Il risultato è stato che per il 61% dei votanti la mimosa, scelta ai sui tempi per rappresentare la vittoria delle donne sugli sfruttamenti e discriminazioni, non sembra più adeguata a rappresentare il gentil sesso.

Inoltre i risultati del sondaggio mostrano un cambiamento di tendenza nell’immaginario collettivo: i simboli più adatti per rappresentare la donna del nuovo millennio sarebbero oggetti materiali. Quindi addio alla metafora della donna come fiore delicato.

Al primo posto con il 45,7% troviamo silicone e tacchi alti.

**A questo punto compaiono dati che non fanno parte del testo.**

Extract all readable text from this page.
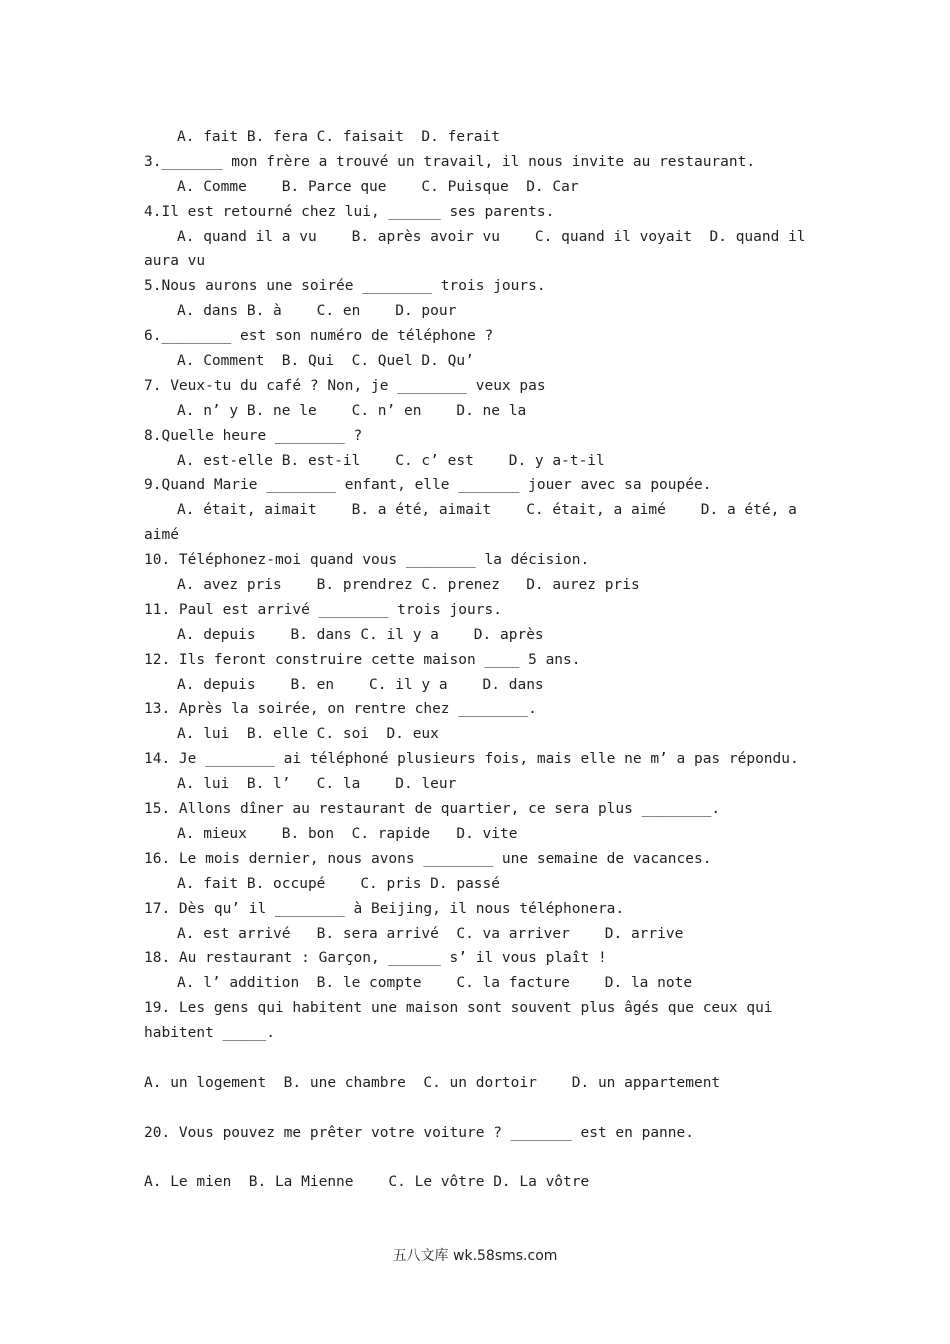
A. fait B. fera C. faisait  D. ferait
3._______ mon frère a trouvé un travail, il nous invite au restaurant.
A. Comme    B. Parce que    C. Puisque  D. Car
4.Il est retourné chez lui, ______ ses parents.
A. quand il a vu    B. après avoir vu    C. quand il voyait  D. quand il
aura vu
5.Nous aurons une soirée ________ trois jours.
A. dans B. à    C. en    D. pour
6.________ est son numéro de téléphone ?
A. Comment  B. Qui  C. Quel D. Qu’
7. Veux-tu du café ? Non, je ________ veux pas
A. n’ y B. ne le    C. n’ en    D. ne la
8.Quelle heure ________ ?
A. est-elle B. est-il    C. c’ est    D. y a-t-il
9.Quand Marie ________ enfant, elle _______ jouer avec sa poupée.
A. était, aimait    B. a été, aimait    C. était, a aimé    D. a été, a
aimé
10. Téléphonez-moi quand vous ________ la décision.
A. avez pris    B. prendrez C. prenez   D. aurez pris
11. Paul est arrivé ________ trois jours.
A. depuis    B. dans C. il y a    D. après
12. Ils feront construire cette maison ____ 5 ans.
A. depuis    B. en    C. il y a    D. dans
13. Après la soirée, on rentre chez ________.
A. lui  B. elle C. soi  D. eux
14. Je ________ ai téléphoné plusieurs fois, mais elle ne m’ a pas répondu.
A. lui  B. l’   C. la    D. leur
15. Allons dîner au restaurant de quartier, ce sera plus ________.
A. mieux    B. bon  C. rapide   D. vite
16. Le mois dernier, nous avons ________ une semaine de vacances.
A. fait B. occupé    C. pris D. passé
17. Dès qu’ il ________ à Beijing, il nous téléphonera.
A. est arrivé   B. sera arrivé  C. va arriver    D. arrive
18. Au restaurant : Garçon, ______ s’ il vous plaît !
A. l’ addition  B. le compte    C. la facture    D. la note
19. Les gens qui habitent une maison sont souvent plus âgés que ceux qui
habitent _____.
A. un logement  B. une chambre  C. un dortoir    D. un appartement
20. Vous pouvez me prêter votre voiture ? _______ est en panne.
A. Le mien  B. La Mienne    C. Le vôtre D. La vôtre
五八文库 wk.58sms.com
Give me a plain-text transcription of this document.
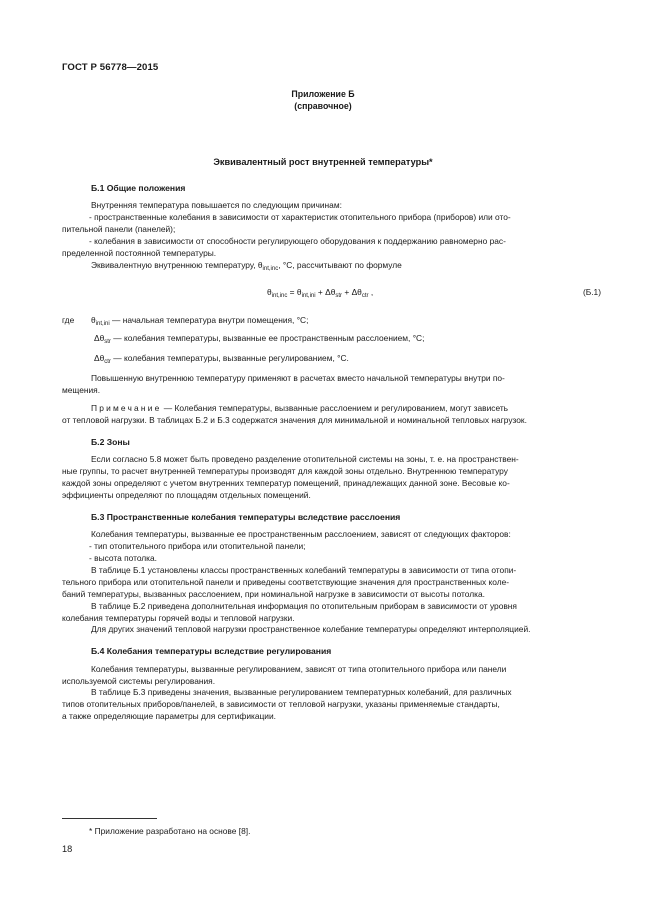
ГОСТ Р 56778—2015
Приложение Б
(справочное)
Эквивалентный рост внутренней температуры*
Б.1 Общие положения

Внутренняя температура повышается по следующим причинам:

- пространственные колебания в зависимости от характеристик отопительного прибора (приборов) или ото-
пительной панели (панелей);

- колебания в зависимости от способности регулирующего оборудования к поддержанию равномерно рас-
пределенной постоянной температуры.

Эквивалентную внутреннюю температуру, $\theta_{int,inc}$, °C, рассчитывают по формуле

$\theta_{int,inc} = \theta_{int,ini} + \Delta\theta_{str} + \Delta\theta_{ctr}$ ,	(Б.1)
где $\theta_{int,ini}$ — начальная температура внутри помещения, °C;
$\Delta\theta_{str}$ — колебания температуры, вызванные ее пространственным расслоением, °C;
$\Delta\theta_{ctr}$ — колебания температуры, вызванные регулированием, °C.

Повышенную внутреннюю температуру применяют в расчетах вместо начальной температуры внутри по-
мещения.

Примечание — Колебания температуры, вызванные расслоением и регулированием, могут зависеть
от тепловой нагрузки. В таблицах Б.2 и Б.3 содержатся значения для минимальной и номинальной тепловых нагрузок.

Б.2 Зоны

Если согласно 5.8 может быть проведено разделение отопительной системы на зоны, т. е. на пространствен-
ные группы, то расчет внутренней температуры производят для каждой зоны отдельно. Внутреннюю температуру
каждой зоны определяют с учетом внутренних температур помещений, принадлежащих данной зоне. Весовые ко-
эффициенты определяют по площадям отдельных помещений.

Б.3 Пространственные колебания температуры вследствие расслоения

Колебания температуры, вызванные ее пространственным расслоением, зависят от следующих факторов:

- тип отопительного прибора или отопительной панели;

- высота потолка.

В таблице Б.1 установлены классы пространственных колебаний температуры в зависимости от типа отопи-
тельного прибора или отопительной панели и приведены соответствующие значения для пространственных коле-
баний температуры, вызванных расслоением, при номинальной нагрузке в зависимости от высоты потолка.

В таблице Б.2 приведена дополнительная информация по отопительным приборам в зависимости от уровня
колебания температуры горячей воды и тепловой нагрузки.

Для других значений тепловой нагрузки пространственное колебание температуры определяют интерполяцией.

Б.4 Колебания температуры вследствие регулирования

Колебания температуры, вызванные регулированием, зависят от типа отопительного прибора или панели
используемой системы регулирования.

В таблице Б.3 приведены значения, вызванные регулированием температурных колебаний, для различных
типов отопительных приборов/панелей, в зависимости от тепловой нагрузки, указаны применяемые стандарты,
а также определяющие параметры для сертификации.

* Приложение разработано на основе [8].
18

A secondo con il 20% troviamo un oggetto che tanto moderno non è: la bacchetta magica della donna di oggi un po’ strega un po’ fata che riesce a destreggiarsi tra i vari ruoli di mamma, moglie e donna in carriera.

E a proposito della carriera i 17,7% ha scelto lo smartphone e la borsa da lavoro come oggetti rappresentavi. L’immagine della donna elegante e alla moda che non rinuncia alla sua borsa Kelly, ha ottenuto l’8,1%.

Infine sempre con l’8,1% troviamo una bici con porta bebè, perché la donna per quanto moderna e materialista possa sembrare non rinuncia mai al suo ruolo di mamma.